Margarita Salas Falgueras (ES)
Invention: DNA amplification for genomics
Spanish scientist Margarita Salas Falgueras invented a faster, simpler and more reliable way to replicate trace amounts of DNA into quantities large enough for full genomic testing. Her invention based on phi29 DNA polymerase is now used widely in oncology, forensics and archaeology.
DNA testing brings valuable new evidence to fields ranging from the life sciences to law enforcement. But the technique requires sizeable volumes of genetic material to yield trustworthy results. During the 1980s, techniques such as the polymerase chain reaction, a molecular biology method to copy specific DNA segments, were used. At that time, these were slow and introduced mistakes in every few thousand DNA base pairs, making them unsuitable for application outside of the research laboratory.

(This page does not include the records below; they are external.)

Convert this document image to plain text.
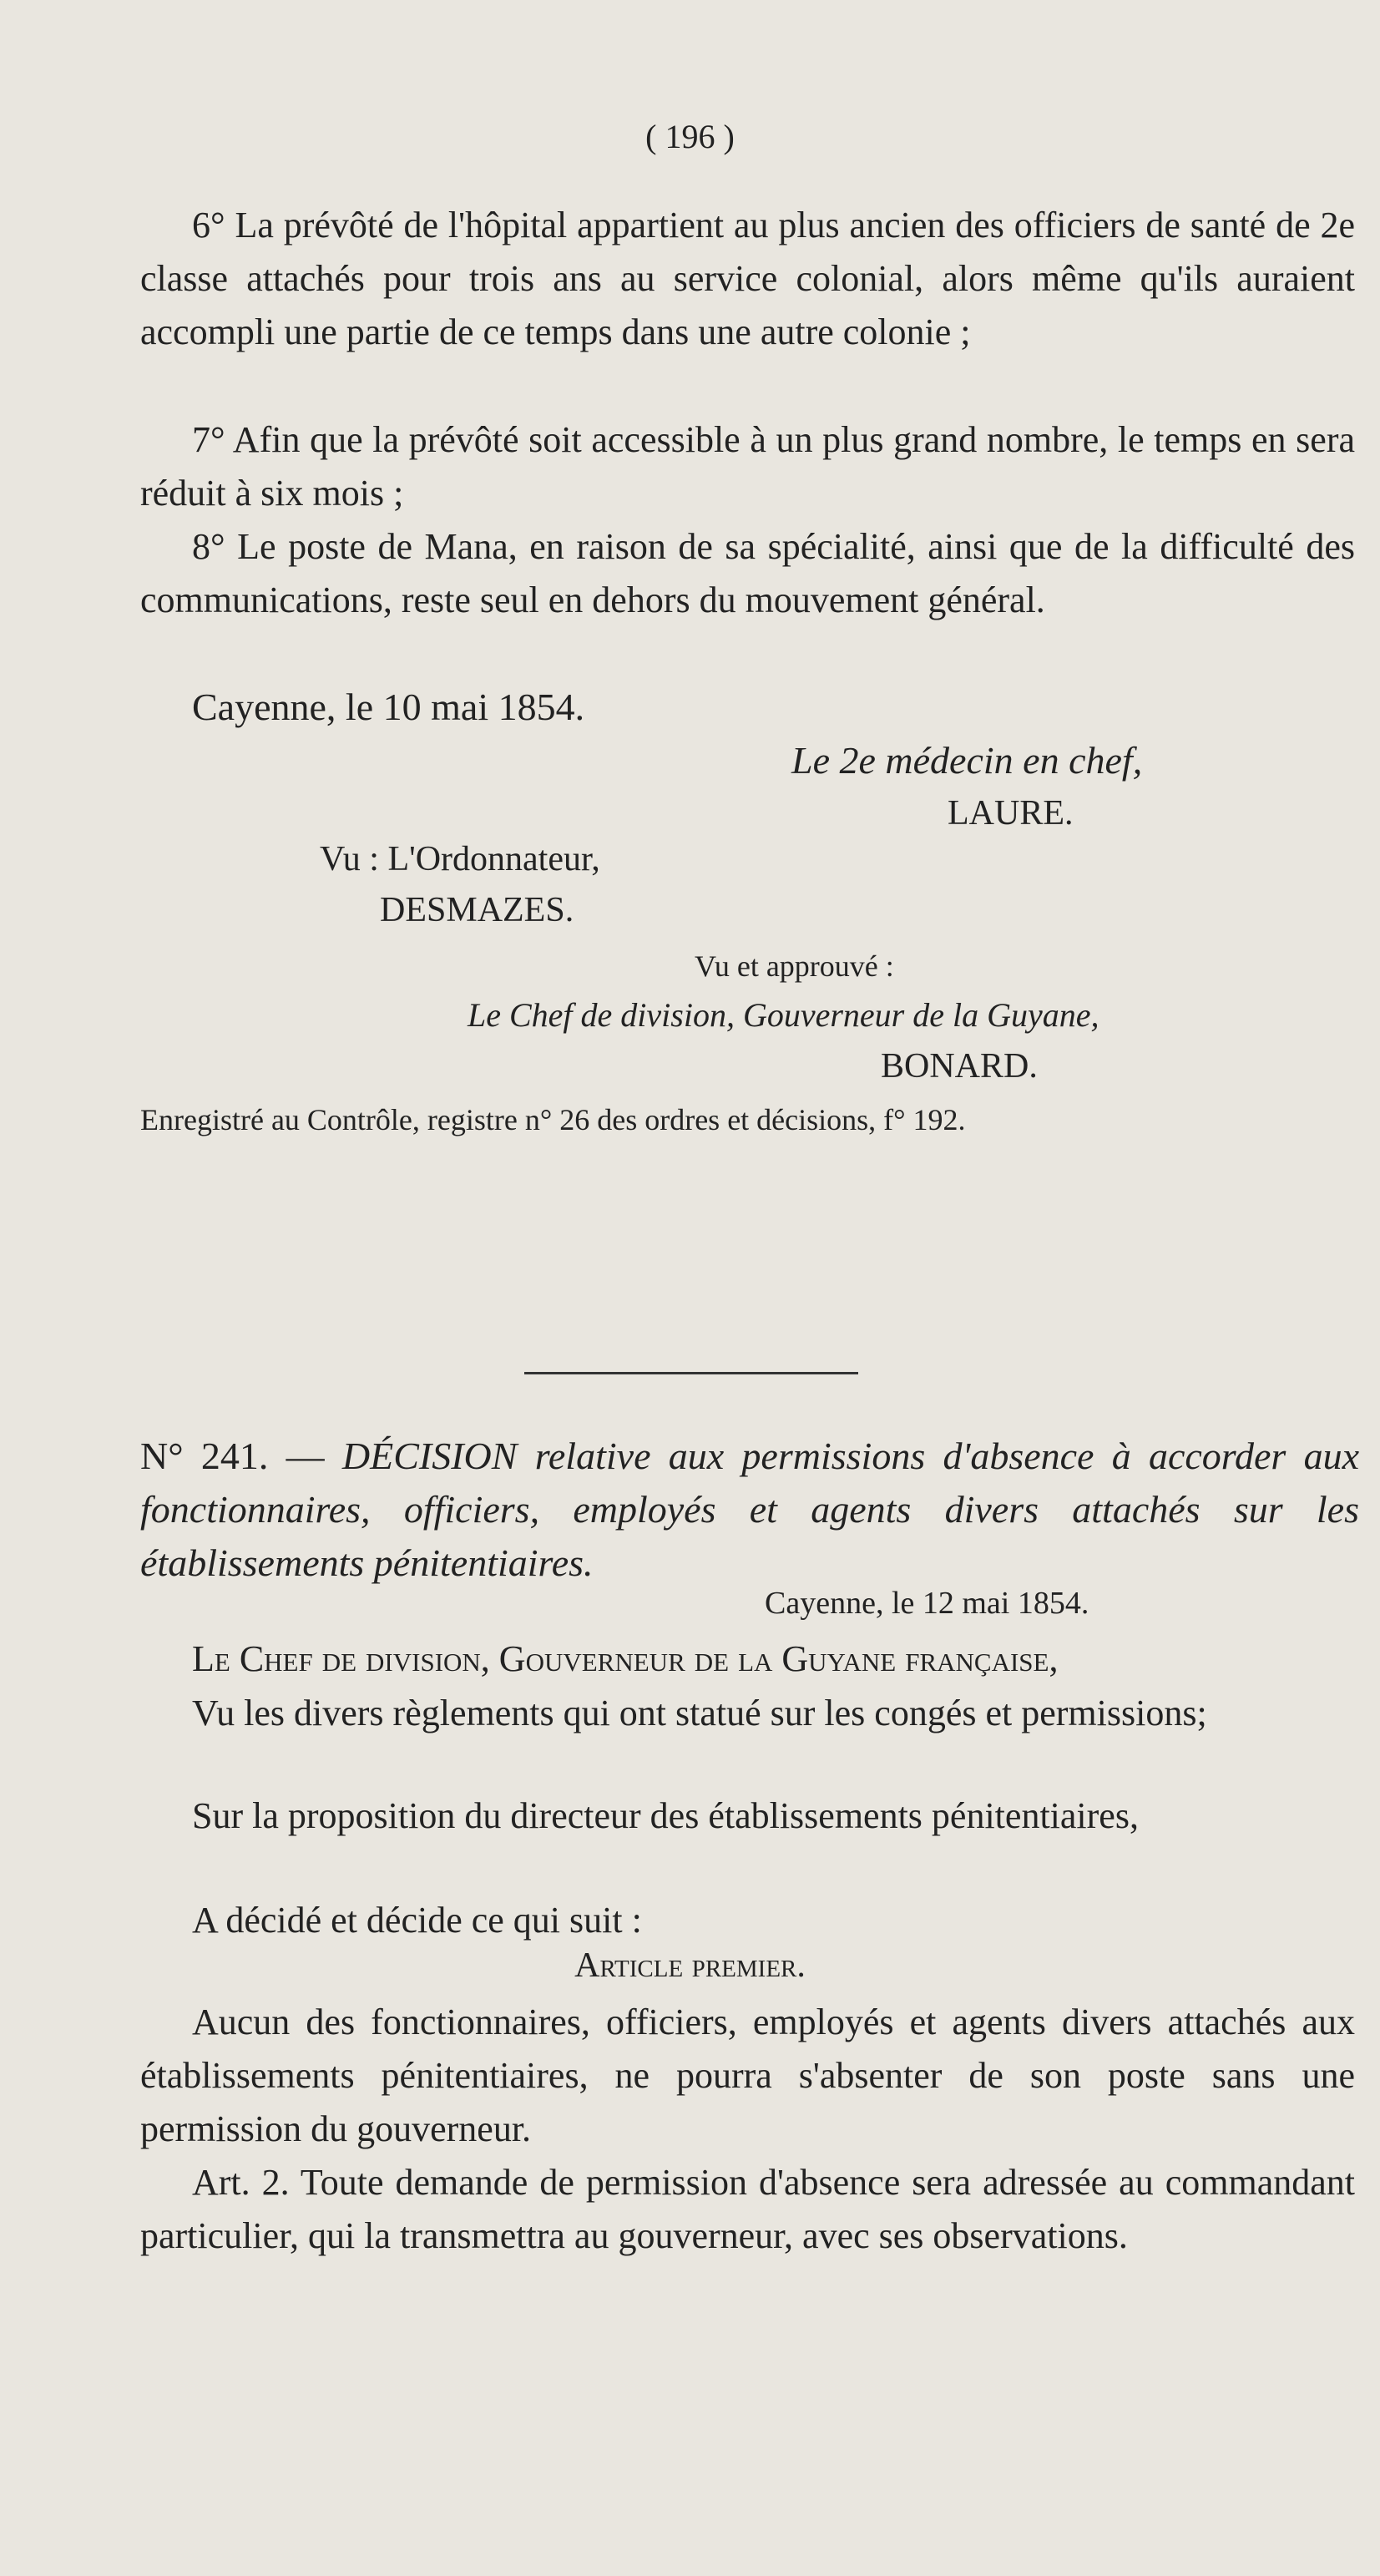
( 196 )

6° La prévôté de l'hôpital appartient au plus ancien des officiers de santé de 2e classe attachés pour trois ans au service colonial, alors même qu'ils auraient accompli une partie de ce temps dans une autre colonie ;

7° Afin que la prévôté soit accessible à un plus grand nombre, le temps en sera réduit à six mois ;

8° Le poste de Mana, en raison de sa spécialité, ainsi que de la difficulté des communications, reste seul en dehors du mouvement général.

Cayenne, le 10 mai 1854.

Le 2e médecin en chef,

LAURE.

Vu : L'Ordonnateur,

DESMAZES.

Vu et approuvé :

Le Chef de division, Gouverneur de la Guyane,

BONARD.

Enregistré au Contrôle, registre n° 26 des ordres et décisions, f° 192.

N° 241. — DÉCISION relative aux permissions d'absence à accorder aux fonctionnaires, officiers, employés et agents divers attachés sur les établissements pénitentiaires.

Cayenne, le 12 mai 1854.

Le Chef de division, Gouverneur de la Guyane française,

Vu les divers règlements qui ont statué sur les congés et permissions;

Sur la proposition du directeur des établissements pénitentiaires,

A décidé et décide ce qui suit :

Article premier.

Aucun des fonctionnaires, officiers, employés et agents divers attachés aux établissements pénitentiaires, ne pourra s'absenter de son poste sans une permission du gouverneur.

Art. 2. Toute demande de permission d'absence sera adressée au commandant particulier, qui la transmettra au gouverneur, avec ses observations.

Margarita Salas Falgueras led the breakthroughs that have since made DNA testing fast, reliable and used in a wide range of applications. She established that the phi29 virus could create an enzyme, called phi29 DNA polymerase, that assembled DNA molecules much faster than alternatives with fewer than one error in a million base pairs. Salas isolated the enzyme and demonstrated that it also worked in human cells. For the first time, this high accuracy replication made it possible to obtain reliable results from small quantities of genetic material. The technique she invented is used today in medical research to study microbes that cannot be cultured in the laboratory. It has shed light on the earliest stages of embryonic development and allows oncologists to zoom in on small sub-populations of cells that could give rise to tumours.
Patents filed by Salas have led to the commercialisation of user-friendly DNA-amplification kits.
She filed her initial patent through the Spanish National Research Council (CSIC) and it remains the most profitable patent ever filed by the CSIC. It accounted for more than half the organisation’s royalties between 2003 and 2009, returning millions in investment to publicly funded research.
Salas, now an Honorary Professor at CSIC, started her career in the US-based laboratory of Nobel-prize winner Severo Ochoa. She returned to her native Spain in 1967 to establish the country’s first research group in the field of molecular genetics. Despite financial limitations and lingering gender prejudice, Salas moulded her team into a world class and highly profitable public research centre. In addition to her role as a scientific pioneer, she is also a dedicated lecturer, having taught molecular biology at Madrid’s Complutense University for 24 years. At the age of 80, Salas continues to go to the laboratory every day.